EN PRECARIO EQUILIBRIO
Un profundo socavón ya se produjo en el anfiteatro Martín Miguel de Güemes -así se hizo saber a través de estas páginas el 22 de abril pasado-, arrastrando parte de las gradas y llevándose una larga lonja de tierra de la margen derecha.
Dentro de este contexto, se sabe que las instalaciones del Instituto Nacional de Limnología están en precario equilibrio sobre la costa, habiendo tomado conocimiento las autoridades del Conicet a nivel nacional. Sin prisa pero sin pausa, el agua se apropió también buena parte de la barranca, restándole apoyo al estribo oeste del Carretero; aunque, oportunamente, el Ing. Rafael Pretto, jefe del 7º distrito de Vialidad Nacional, aseguró que la estabilidad del puente “está garantizada”.

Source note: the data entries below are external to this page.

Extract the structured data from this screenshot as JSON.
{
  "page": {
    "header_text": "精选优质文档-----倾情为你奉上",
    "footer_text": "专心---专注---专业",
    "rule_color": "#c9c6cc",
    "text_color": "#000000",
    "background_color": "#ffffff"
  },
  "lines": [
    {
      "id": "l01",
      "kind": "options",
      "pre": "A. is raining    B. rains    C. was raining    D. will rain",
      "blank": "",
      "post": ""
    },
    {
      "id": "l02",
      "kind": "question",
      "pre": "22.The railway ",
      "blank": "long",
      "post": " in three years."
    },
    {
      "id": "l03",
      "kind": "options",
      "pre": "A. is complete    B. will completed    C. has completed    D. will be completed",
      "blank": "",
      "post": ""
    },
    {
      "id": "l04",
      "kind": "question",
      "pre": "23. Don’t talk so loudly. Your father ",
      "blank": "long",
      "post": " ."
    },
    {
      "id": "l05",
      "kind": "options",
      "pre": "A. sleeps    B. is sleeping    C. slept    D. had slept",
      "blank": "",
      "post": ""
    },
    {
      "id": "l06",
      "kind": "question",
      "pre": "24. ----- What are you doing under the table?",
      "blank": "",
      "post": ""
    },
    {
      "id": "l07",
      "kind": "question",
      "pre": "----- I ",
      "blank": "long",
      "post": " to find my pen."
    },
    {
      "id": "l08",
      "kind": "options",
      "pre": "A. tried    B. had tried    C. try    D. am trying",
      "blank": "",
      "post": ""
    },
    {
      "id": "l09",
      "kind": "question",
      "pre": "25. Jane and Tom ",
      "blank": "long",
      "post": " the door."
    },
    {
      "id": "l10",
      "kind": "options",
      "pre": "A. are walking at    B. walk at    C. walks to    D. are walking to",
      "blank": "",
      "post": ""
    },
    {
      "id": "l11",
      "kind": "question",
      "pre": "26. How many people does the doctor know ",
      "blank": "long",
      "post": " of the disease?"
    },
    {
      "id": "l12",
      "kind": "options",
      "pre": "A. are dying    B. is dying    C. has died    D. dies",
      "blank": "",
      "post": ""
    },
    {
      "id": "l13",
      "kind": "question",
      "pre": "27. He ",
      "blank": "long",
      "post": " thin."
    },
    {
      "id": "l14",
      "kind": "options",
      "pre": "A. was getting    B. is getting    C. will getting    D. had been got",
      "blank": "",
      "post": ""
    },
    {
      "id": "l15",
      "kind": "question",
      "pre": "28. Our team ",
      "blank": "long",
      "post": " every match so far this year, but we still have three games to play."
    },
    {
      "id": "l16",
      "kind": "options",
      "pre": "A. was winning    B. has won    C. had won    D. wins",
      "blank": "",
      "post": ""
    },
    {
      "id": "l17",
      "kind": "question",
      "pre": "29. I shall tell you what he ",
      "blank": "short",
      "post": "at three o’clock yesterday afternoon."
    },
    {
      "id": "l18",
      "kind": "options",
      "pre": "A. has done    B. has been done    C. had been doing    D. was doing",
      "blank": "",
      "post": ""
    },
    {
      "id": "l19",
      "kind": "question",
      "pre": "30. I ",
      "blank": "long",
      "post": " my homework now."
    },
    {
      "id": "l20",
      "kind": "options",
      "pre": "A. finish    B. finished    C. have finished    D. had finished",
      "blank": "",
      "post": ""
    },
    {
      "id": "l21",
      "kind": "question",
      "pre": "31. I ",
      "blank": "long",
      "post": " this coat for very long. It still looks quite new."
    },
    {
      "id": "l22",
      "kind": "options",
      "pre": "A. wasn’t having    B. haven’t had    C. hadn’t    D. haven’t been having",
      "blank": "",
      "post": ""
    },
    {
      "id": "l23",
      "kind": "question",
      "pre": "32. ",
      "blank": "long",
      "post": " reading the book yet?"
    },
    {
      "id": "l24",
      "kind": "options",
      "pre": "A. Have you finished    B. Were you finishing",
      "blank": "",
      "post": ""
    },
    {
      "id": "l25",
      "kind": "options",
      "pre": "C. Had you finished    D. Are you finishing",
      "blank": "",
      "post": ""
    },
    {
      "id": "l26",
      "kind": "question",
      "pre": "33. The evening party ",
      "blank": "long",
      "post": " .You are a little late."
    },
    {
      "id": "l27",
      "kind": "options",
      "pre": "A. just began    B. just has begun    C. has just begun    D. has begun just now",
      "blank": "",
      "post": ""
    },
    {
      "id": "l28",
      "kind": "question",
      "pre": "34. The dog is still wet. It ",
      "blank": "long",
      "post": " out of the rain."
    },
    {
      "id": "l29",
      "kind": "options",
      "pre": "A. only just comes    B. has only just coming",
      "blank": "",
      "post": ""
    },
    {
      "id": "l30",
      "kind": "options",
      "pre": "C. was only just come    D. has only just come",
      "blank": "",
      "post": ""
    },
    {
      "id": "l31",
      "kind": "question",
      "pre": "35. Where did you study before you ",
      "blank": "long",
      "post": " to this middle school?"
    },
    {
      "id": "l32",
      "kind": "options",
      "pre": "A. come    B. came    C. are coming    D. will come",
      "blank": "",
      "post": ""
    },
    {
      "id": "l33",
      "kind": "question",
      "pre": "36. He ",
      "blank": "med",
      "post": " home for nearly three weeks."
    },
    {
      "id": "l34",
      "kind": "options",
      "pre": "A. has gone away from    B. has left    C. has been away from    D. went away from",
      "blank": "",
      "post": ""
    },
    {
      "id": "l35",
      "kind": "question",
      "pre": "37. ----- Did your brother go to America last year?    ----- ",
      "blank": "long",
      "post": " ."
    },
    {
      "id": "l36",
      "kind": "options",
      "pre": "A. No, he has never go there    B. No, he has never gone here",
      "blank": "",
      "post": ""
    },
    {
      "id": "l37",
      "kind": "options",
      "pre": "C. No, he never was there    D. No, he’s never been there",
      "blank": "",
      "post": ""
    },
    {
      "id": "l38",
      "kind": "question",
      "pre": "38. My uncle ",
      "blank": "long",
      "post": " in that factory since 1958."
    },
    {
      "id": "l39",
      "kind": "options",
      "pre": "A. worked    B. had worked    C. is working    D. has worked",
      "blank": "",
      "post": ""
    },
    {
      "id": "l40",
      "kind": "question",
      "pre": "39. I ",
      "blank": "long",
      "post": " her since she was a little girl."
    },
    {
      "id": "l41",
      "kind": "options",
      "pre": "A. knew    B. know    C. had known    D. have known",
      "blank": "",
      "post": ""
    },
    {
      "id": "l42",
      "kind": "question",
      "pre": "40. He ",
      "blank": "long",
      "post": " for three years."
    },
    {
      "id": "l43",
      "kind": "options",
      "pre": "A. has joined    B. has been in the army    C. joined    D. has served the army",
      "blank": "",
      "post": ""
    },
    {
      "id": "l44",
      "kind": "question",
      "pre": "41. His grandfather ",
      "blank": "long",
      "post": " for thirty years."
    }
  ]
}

No obstante ello, advirtió que las determinaciones de la Facultad de Ingeniería en Ciencias Hídricas arrojaron resultados de solidez del terreno muy próximos a la “condición crítica”, con lo cual pasa a ser esta emergencia el problema a tratar. Dicha situación fue comunicada al ministro de Obras, Vivienda y Servicios Públicos de la provincia, requiriéndose su intervención.
Asimismo, en el mes de enero y después de plantearle la problemática al gobernador Jorge Obeid, el intendente municipal Angel Piaggio se reunió con el Ing. Hugo Prendes y otros colaboradores de la Fich, vecinos, representantes de entidades intermedias, concejales, integrantes del DEM, directores del Inali, funcionarios del Ministerio de Asuntos Hídricos de la provincia, vecinalistas y jefes de los batallones del ejército con asiento en la ciudad. En dicho encuentro, como director del proyecto de defensas, Prendes explicitó las principales obras sugeridas que deben llevarse a cabo.
Por ende, evidentemente, todos están anoticiados de lo expuesto que está el casco céntrico de la ciudad y el grave problema que puede surgir en la tan promocionada Región Centro, si colapsan lo que queda de las defensas y el estribo oeste del Carretero.
Hace un año
El 21 de agosto de 2003 el ex ministro de Obras y Servicios Públicos de la provincia, Edgardo Berli, recibió en su despacho a la directora del Instituto Nacional de Limnología, Julieta Parma e investigadores de la FICH. Allí Berli adelantó que existía la decisión política de trabajar en el tramo más comprometido, confirmando además que los fondos para la realización de las obras estaban disponibles para llamar -a la brevedad- a licitación.
El 29 de agosto Berli visitó al ex intendente Schmidhalter y a la promesa anticipada a la científica Parma le agregó que existía la posibilidad de canalizar el Vado para desviar el flujo principal del Salado ante futuras crecientes. Sin embargo, hasta la fecha no se conoce ni siquiera el proyecto de la obra.